Sinalizada por Varela, Carlos Paiva, Secretário de Fomento a Cultura, retomou o assunto da Rouanet declarando que uma mudança estrutural é necessária e está sendo trabalhada para os próximos anos. Para 2016, no entanto, essas mudanças ainda não entrarão em vigor, recebendo a Lei apenas algumas mudanças em seu texto normativo. Paiva compartilhou também outros caminhos e inspirações que vêm conduzindo a reelaboração das políticas de fomento, como é o caso do modelo hoje utilizado na Bahia, no qual os festivais têm sua manutenção aprovada por três edições, o que servirá de inspiração para novas elaborações. Outra preocupação atual da Secretaria é o direcionamento do Fundo que, apesar do baixo orçamento, deve ser redesenhado, dando mais foco para as atividades artísticas. Finalizando, Paiva ressaltou ainda que “O MINC não pode ser uma Secretaria de Cultura do Brasil, ele tem que fomentar os outros entes”, não pode servir apenas para a solução de problemas imediatos e, sim, tem a função de criar condições propícias para o desenvolvimento da cultura nacional.
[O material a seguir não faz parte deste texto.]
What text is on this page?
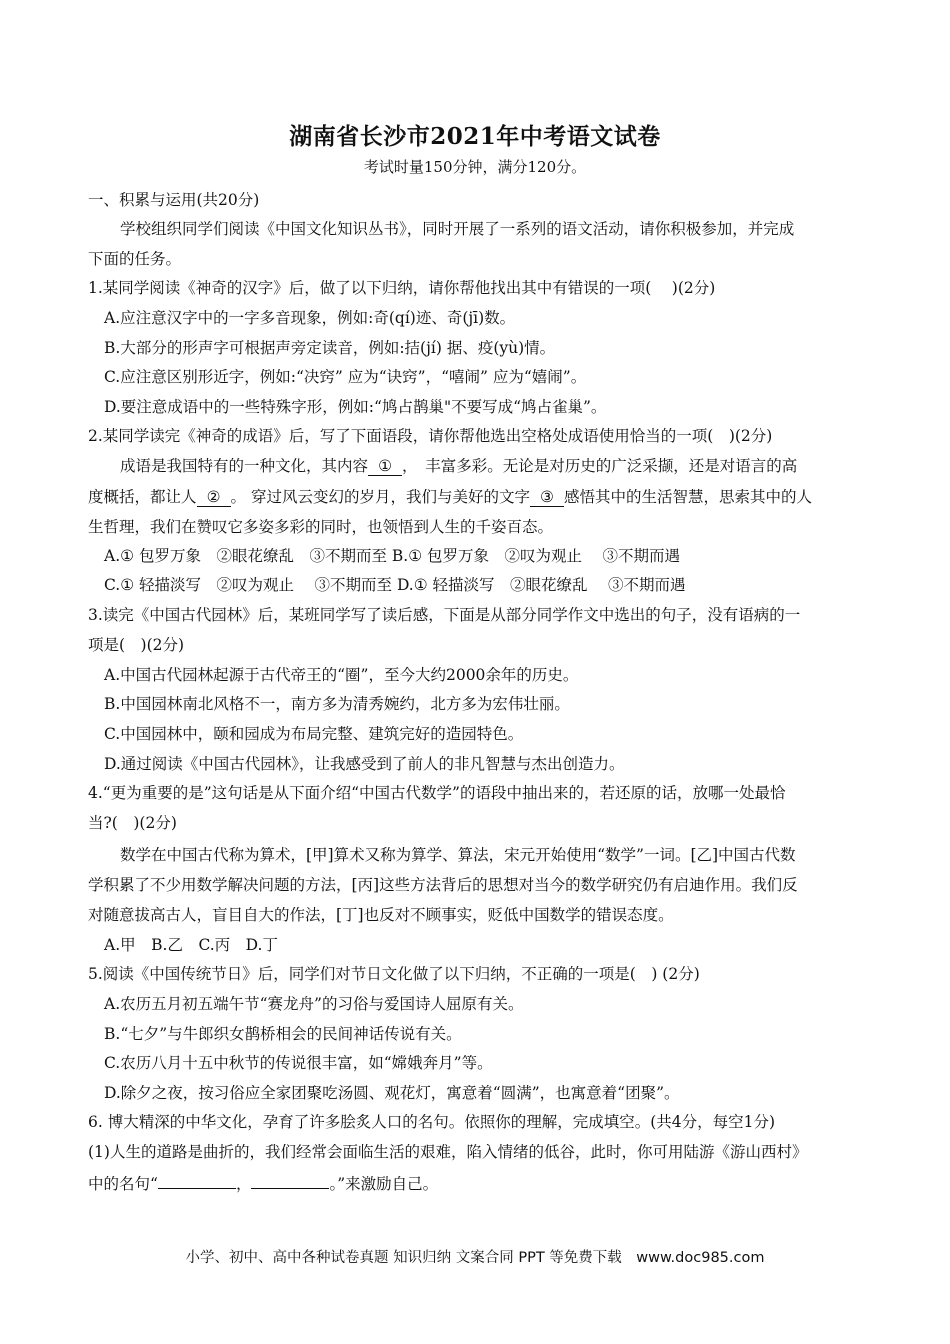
湖南省长沙市2021年中考语文试卷
考试时量150分钟，满分120分。
一、积累与运用(共20分)
学校组织同学们阅读《中国文化知识丛书》，同时开展了一系列的语文活动，请你积极参加，并完成
下面的任务。
1.某同学阅读《神奇的汉字》后，做了以下归纳，请你帮他找出其中有错误的一项(　 )(2分)
A.应注意汉字中的一字多音现象，例如:奇(qí)迹、奇(jī)数。
B.大部分的形声字可根据声旁定读音，例如:拮(jí) 据、疫(yù)情。
C.应注意区别形近字，例如:“决窍” 应为“诀窍”，“嘻闹” 应为“嬉闹”。
D.要注意成语中的一些特殊字形，例如:“鸠占鹊巢"不要写成“鸠占雀巢”。
2.某同学读完《神奇的成语》后，写了下面语段，请你帮他选出空格处成语使用恰当的一项(　)(2分)
成语是我国特有的一种文化，其内容 ① ，　丰富多彩。无论是对历史的广泛采撷，还是对语言的高
度概括，都让人 ② 。 穿过风云变幻的岁月，我们与美好的文字 ③ 感悟其中的生活智慧，思索其中的人
生哲理，我们在赞叹它多姿多彩的同时，也领悟到人生的千姿百态。
A.① 包罗万象　②眼花缭乱　③不期而至 B.① 包罗万象　②叹为观止　 ③不期而遇
C.① 轻描淡写　②叹为观止　 ③不期而至 D.① 轻描淡写　②眼花缭乱　 ③不期而遇
3.读完《中国古代园林》后，某班同学写了读后感，下面是从部分同学作文中选出的句子，没有语病的一
项是(　)(2分)
A.中国古代园林起源于古代帝王的“圈”，至今大约2000余年的历史。
B.中国园林南北风格不一，南方多为清秀婉约，北方多为宏伟壮丽。
C.中国园林中，颐和园成为布局完整、建筑完好的造园特色。
D.通过阅读《中国古代园林》，让我感受到了前人的非凡智慧与杰出创造力。
4.“更为重要的是”这句话是从下面介绍“中国古代数学”的语段中抽出来的，若还原的话，放哪一处最恰
当?(　)(2分)
数学在中国古代称为算术，[甲]算术又称为算学、算法，宋元开始使用“数学”一词。[乙]中国古代数
学积累了不少用数学解决问题的方法，[丙]这些方法背后的思想对当今的数学研究仍有启迪作用。我们反
对随意拔高古人，盲目自大的作法，[丁]也反对不顾事实，贬低中国数学的错误态度。
A.甲　B.乙　C.丙　D.丁
5.阅读《中国传统节日》后，同学们对节日文化做了以下归纳，不正确的一项是(　) (2分)
A.农历五月初五端午节“赛龙舟”的习俗与爱国诗人屈原有关。
B.“七夕”与牛郎织女鹊桥相会的民间神话传说有关。
C.农历八月十五中秋节的传说很丰富，如“嫦娥奔月”等。
D.除夕之夜，按习俗应全家团聚吃汤圆、观花灯，寓意着“圆满”，也寓意着“团聚”。
6. 博大精深的中华文化，孕育了许多脍炙人口的名句。依照你的理解，完成填空。(共4分，每空1分)
(1)人生的道路是曲折的，我们经常会面临生活的艰难，陷入情绪的低谷，此时，你可用陆游《游山西村》
中的名句“	，	。”来激励自己。
小学、初中、高中各种试卷真题 知识归纳 文案合同 PPT 等免费下载　www.doc985.com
O intuito dessas reuniões é criar uma força que influencie e cobre a mudança e criação de políticas públicas efetivas para o setor. A construção está em andamento e é necessário que o máximo possível de representantes da área se aproxime. Em conversas com o Ministério fica claro que a pressão civil é fundamental e tem de agir junto ao governo para que ele possa realizar o que o movimento pretende.
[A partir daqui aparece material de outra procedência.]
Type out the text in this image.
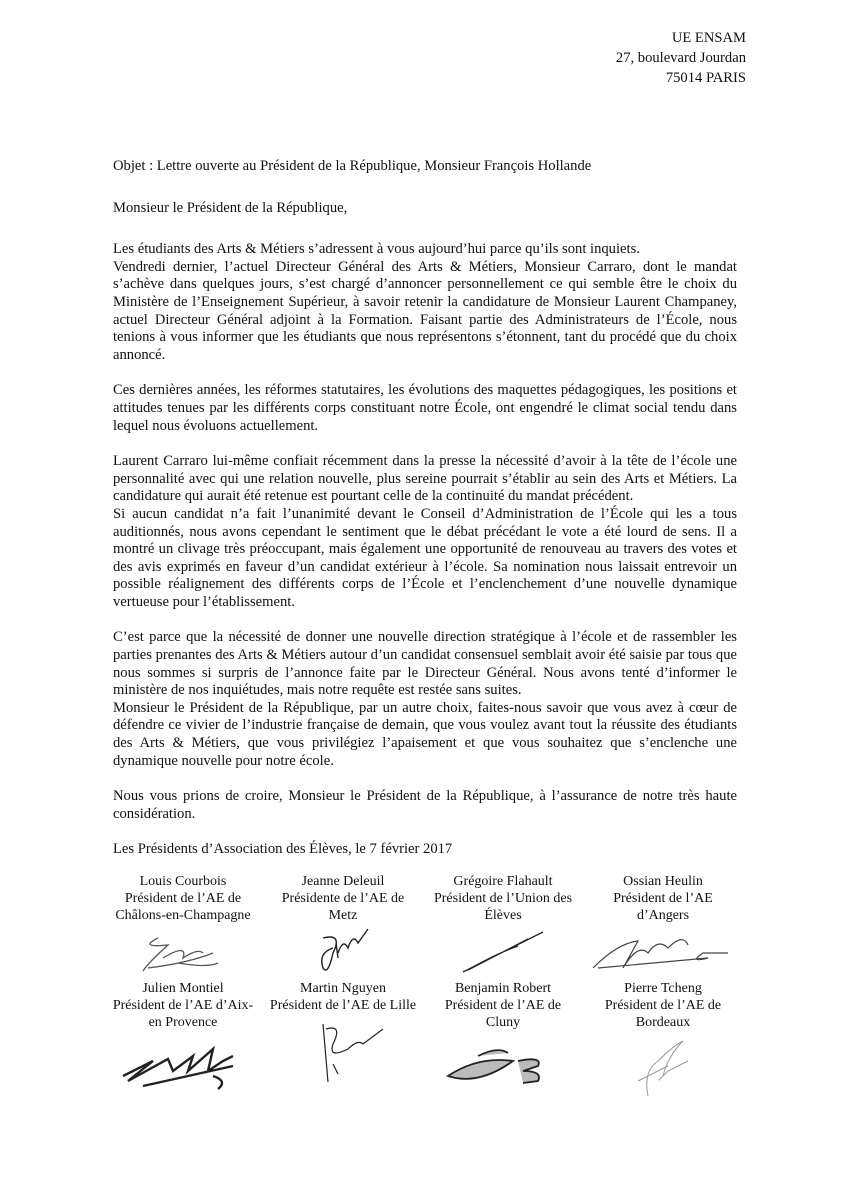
UE ENSAM
27, boulevard Jourdan
75014 PARIS

Objet : Lettre ouverte au Président de la République, Monsieur François Hollande

Monsieur le Président de la République,

Les étudiants des Arts & Métiers s’adressent à vous aujourd’hui parce qu’ils sont inquiets.

Vendredi dernier, l’actuel Directeur Général des Arts & Métiers, Monsieur Carraro, dont le mandat s’achève dans quelques jours, s’est chargé d’annoncer personnellement ce qui semble être le choix du Ministère de l’Enseignement Supérieur, à savoir retenir la candidature de Monsieur Laurent Champaney, actuel Directeur Général adjoint à la Formation. Faisant partie des Administrateurs de l’École, nous tenions à vous informer que les étudiants que nous représentons s’étonnent, tant du procédé que du choix annoncé.

Ces dernières années, les réformes statutaires, les évolutions des maquettes pédagogiques, les positions et attitudes tenues par les différents corps constituant notre École, ont engendré le climat social tendu dans lequel nous évoluons actuellement.

Laurent Carraro lui-même confiait récemment dans la presse la nécessité d’avoir à la tête de l’école une personnalité avec qui une relation nouvelle, plus sereine pourrait s’établir au sein des Arts et Métiers. La candidature qui aurait été retenue est pourtant celle de la continuité du mandat précédent.

Si aucun candidat n’a fait l’unanimité devant le Conseil d’Administration de l’École qui les a tous auditionnés, nous avons cependant le sentiment que le débat précédant le vote a été lourd de sens. Il a montré un clivage très préoccupant, mais également une opportunité de renouveau au travers des votes et des avis exprimés en faveur d’un candidat extérieur à l’école. Sa nomination nous laissait entrevoir un possible réalignement des différents corps de l’École et l’enclenchement d’une nouvelle dynamique vertueuse pour l’établissement.

C’est parce que la nécessité de donner une nouvelle direction stratégique à l’école et de rassembler les parties prenantes des Arts & Métiers autour d’un candidat consensuel semblait avoir été saisie par tous que nous sommes si surpris de l’annonce faite par le Directeur Général. Nous avons tenté d’informer le ministère de nos inquiétudes, mais notre requête est restée sans suites.

Monsieur le Président de la République, par un autre choix, faites-nous savoir que vous avez à cœur de défendre ce vivier de l’industrie française de demain, que vous voulez avant tout la réussite des étudiants des Arts & Métiers, que vous privilégiez l’apaisement et que vous souhaitez que s’enclenche une dynamique nouvelle pour notre école.

Nous vous prions de croire, Monsieur le Président de la République, à l’assurance de notre très haute considération.

Les Présidents d’Association des Élèves, le 7 février 2017

Louis Courbois
Président de l’AE de Châlons-en-Champagne
Jeanne Deleuil
Présidente de l’AE de Metz
Grégoire Flahault
Président de l’Union des Élèves
Ossian Heulin
Président de l’AE d’Angers
Julien Montiel
Président de l’AE d’Aix-en Provence
Martin Nguyen
Président de l’AE de Lille
Benjamin Robert
Président de l’AE de Cluny
Pierre Tcheng
Président de l’AE de Bordeaux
Obs.: Participaram do I Encontro de Política de Fomento e Sustentabilidade para Festivais de Teatro:

O idealizador e coordenador do Encontro, o Articulador do Teatro na Política Nacional das Artes (Marcelo Bones); produtora e organizadora do evento a Quitanda das Artes/CE (Paulo Victor Gomes Feitosa); Observatório dos Festivais/MG (Marcelo Bones e Bruna Sobreira); o Festival Internacional de Teatro de Rua de Porto Alegre/RS (Alexandre Vargas); Festival de Teatro Brasileiro/DF (Sérgio Bacelar); Cena Contemporânea/DF (Alaor Rosa); Festival Latino Americano de Teatro da Bahia - FILTE/BA (Luis Alonso); Festival Internacional de Teatro da Bahia/BA (Ricardo Libório); Janeiro de Grandes Espetáculos/PE (Paula de Renor) ; MITsp/SP (Guilherme Marques); Festival de Teatro Lusófono/PI (Francisco Pellé); Festival O Mundo Inteiro é um Palco/RN (Fernando Yamamoto); Festival Latino Americano de Teatro Ruínas Circulares/MG (Yaska Antunes); Festival Internacional de Teatro Belo Horizonte/MG (Cássio Pinheiro); Mostra Internacional de Teatro Paraíba/PB (Luciano Santiago); Festival Internacional de Teatro de Blumenau/SC (Pita Belli); Federação Catarinense de Teatro/SC (Cássio Correia); Festival Viva Dança de Salvador/BA (Cristina Castro); Festival de Música Estranha de São Paulo/SP (Thiago Cury); Festival Maré de Março/BA (Gordo Neto); Cena Brasil Internacional/RJ (Sérgio Saboya); Festival Internacional de Teatro de Campinas/SP (Cynthia Margareth); Mostra de Artes de Rua de Jaguaribe/CE (Ângelo Márcio); Crato Festival/CE (Dane de Jade); Festival Internacional de Artes Cênicas da Bahia, FIAC/BA (Felipe de Assis); Festival dos Inhamuns – Circo, Bonecos e Arte de Rua/CE (Giza Diógenes e Robson Calvante); Festival de Artes Cênicas de Fortaleza/CE (Monique Cardoso); Festival Nacional de Teatro de Rua do Ceará/CE (Nelson Albuquerque e Mario Jorge Maninho); Festival Nordestino de Teatro de Guaramiranga/CE (Nilde Ferreira); Festival Popular de Teatro de Fortaleza/CE (Raimundo Moreira); Festival Internacional de Teatro de Rua de Aracati/CE (Teobaldo Silva); Festival Isnard Azevedo/SC (Luiz Ekke Moukarzel); Articulador da Dança na Política Nacional das Artes – PNA (Rui Moreira); Articuladora das Artes Visuais na Política Nacional das Artes – PNA (Jaqueline Medeiros). E, ainda, os participantes Murilo Albuquerque Custódio; Vanessia Gomes; Alessandro Antonio Silva; Almeida Junior; Frank Alencar; Rildete G. Ribeiro e Maria Rejane Reinaldo


Representantes do poder público: Secretário de Fomento à Cultura do MINC, Carlos Paiva; Secretário de Políticas Culturais do MINC, Guilherme Varela; Diretor do Centro de Artes Cênicas da Funarte, Leonardo Lessa; Coordenadora de Teatro da Funarte, Maria Marighella; Secretário Municipal de Cultura de Florianópolis (SC), Luiz Moukarzer.


Convidado especial: Octavio Arbelaez, diretor do Festival de Teatro de Manizales (Colômbia), Presidente da REDLAT Colômbia e diretor do CIRCULART ‒ Mercado Cultural de Medellín.